Ia mengatakan, hikmah dari kampanye negatif agar publik dapat memastikan seorang kandidat capres dan cawapres benar-benar bersih ketika menjabat.
"Kampanye negatif ini berdasarkan fakta, berbeda dengan kampenye hitam yang dasarnya fitnah dan primordial. Kalau kampanye hitam ini jelas dilarang berdasarkan peraturan tentang kampanye," kata dia.
Dia mengingatkan kampanye hitam justru dapat masuk ranah pidana. Termasuk pelanggaran atas peraturan informasi, telematika, dan elektronika jika dilakukan di televisi, internet, dan sejenisnya.

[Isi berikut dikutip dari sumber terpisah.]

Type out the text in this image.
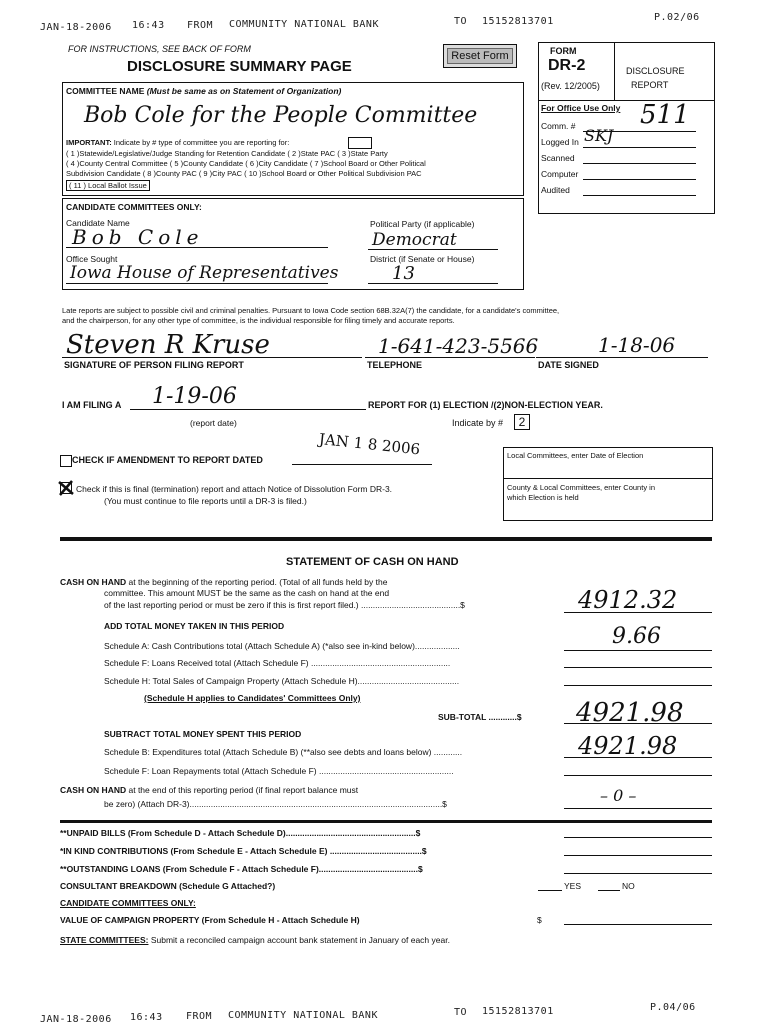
JAN-18-2006 16:43 FROM COMMUNITY NATIONAL BANK	TO 15152813701	P.02/06
FOR INSTRUCTIONS, SEE BACK OF FORM
DISCLOSURE SUMMARY PAGE
Reset Form	FORM
DR-2
(Rev. 12/2005)
DISCLOSURE
REPORT
For Office Use Only 511
Comm. #
Logged In SKJ
Scanned
Computer
Audited
COMMITTEE NAME (Must be same as on Statement of Organization)
Bob Cole for the People Committee
IMPORTANT: Indicate by # type of committee you are reporting for:
( 1 )Statewide/Legislative/Judge Standing for Retention Candidate ( 2 )State PAC ( 3 )State Party
( 4 )County Central Committee ( 5 )County Candidate ( 6 )City Candidate ( 7 )School Board or Other Political
Subdivision Candidate ( 8 )County PAC ( 9 )City PAC ( 10 )School Board or Other Political Subdivision PAC
( 11 ) Local Ballot Issue
CANDIDATE COMMITTEES ONLY:
Candidate Name
Bob Cole
Political Party (if applicable)
Democrat
Office Sought
Iowa House of Representatives
District (if Senate or House)
13
Late reports are subject to possible civil and criminal penalties. Pursuant to Iowa Code section 68B.32A(7) the candidate, for a candidate's committee,
and the chairperson, for any other type of committee, is the individual responsible for filing timely and accurate reports.
Steven R Kruse
SIGNATURE OF PERSON FILING REPORT
1-641-423-5566
TELEPHONE
1-18-06
DATE SIGNED
I AM FILING A 1-19-06
(report date)
REPORT FOR (1) ELECTION /(2)NON-ELECTION YEAR.
Indicate by #	2
JAN 1 8 2006
CHECK IF AMENDMENT TO REPORT DATED
Check if this is final (termination) report and attach Notice of Dissolution Form DR-3.
(You must continue to file reports until a DR-3 is filed.)
Local Committees, enter Date of Election
County & Local Committees, enter County in
which Election is held
STATEMENT OF CASH ON HAND
CASH ON HAND at the beginning of the reporting period. (Total of all funds held by the
committee. This amount MUST be the same as the cash on hand at the end
of the last reporting period or must be zero if this is first report filed.) ..........................................$	4912.32
ADD TOTAL MONEY TAKEN IN THIS PERIOD
Schedule A: Cash Contributions total (Attach Schedule A) (*also see in-kind below)...................	9.66
Schedule F: Loans Received total (Attach Schedule F) ...........................................................
Schedule H: Total Sales of Campaign Property (Attach Schedule H)...........................................
(Schedule H applies to Candidates' Committees Only)
SUB-TOTAL ............$ 4921.98
SUBTRACT TOTAL MONEY SPENT THIS PERIOD
Schedule B: Expenditures total (Attach Schedule B) (**also see debts and loans below) ............	4921.98
Schedule F: Loan Repayments total (Attach Schedule F) .........................................................
CASH ON HAND at the end of this reporting period (if final report balance must
be zero) (Attach DR-3)...........................................................................................................$	– 0 –
**UNPAID BILLS (From Schedule D - Attach Schedule D).......................................................$
*IN KIND CONTRIBUTIONS (From Schedule E - Attach Schedule E) .......................................$
**OUTSTANDING LOANS (From Schedule F - Attach Schedule F)..........................................$
CONSULTANT BREAKDOWN (Schedule G Attached?)	YES	NO
CANDIDATE COMMITTEES ONLY:
VALUE OF CAMPAIGN PROPERTY (From Schedule H - Attach Schedule H)	$
STATE COMMITTEES: Submit a reconciled campaign account bank statement in January of each year.
JAN-18-2006 16:43 FROM COMMUNITY NATIONAL BANK	TO 15152813701	P.04/06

Untuk mencegah terjadinya kampanye hitam yang dilakukan simpatisan, menurut dia, sebaiknya dua poros koalisi saling berkomitmen. Termasuk menyerukan kepada pendukungnya untuk melakukan kampanye sehat.
"Selain itu, melaporkan black campaign kepada institusi yang berwenang agar menimbulkan efek jera kepada calon pelaku kampanye hitam," ujar dia.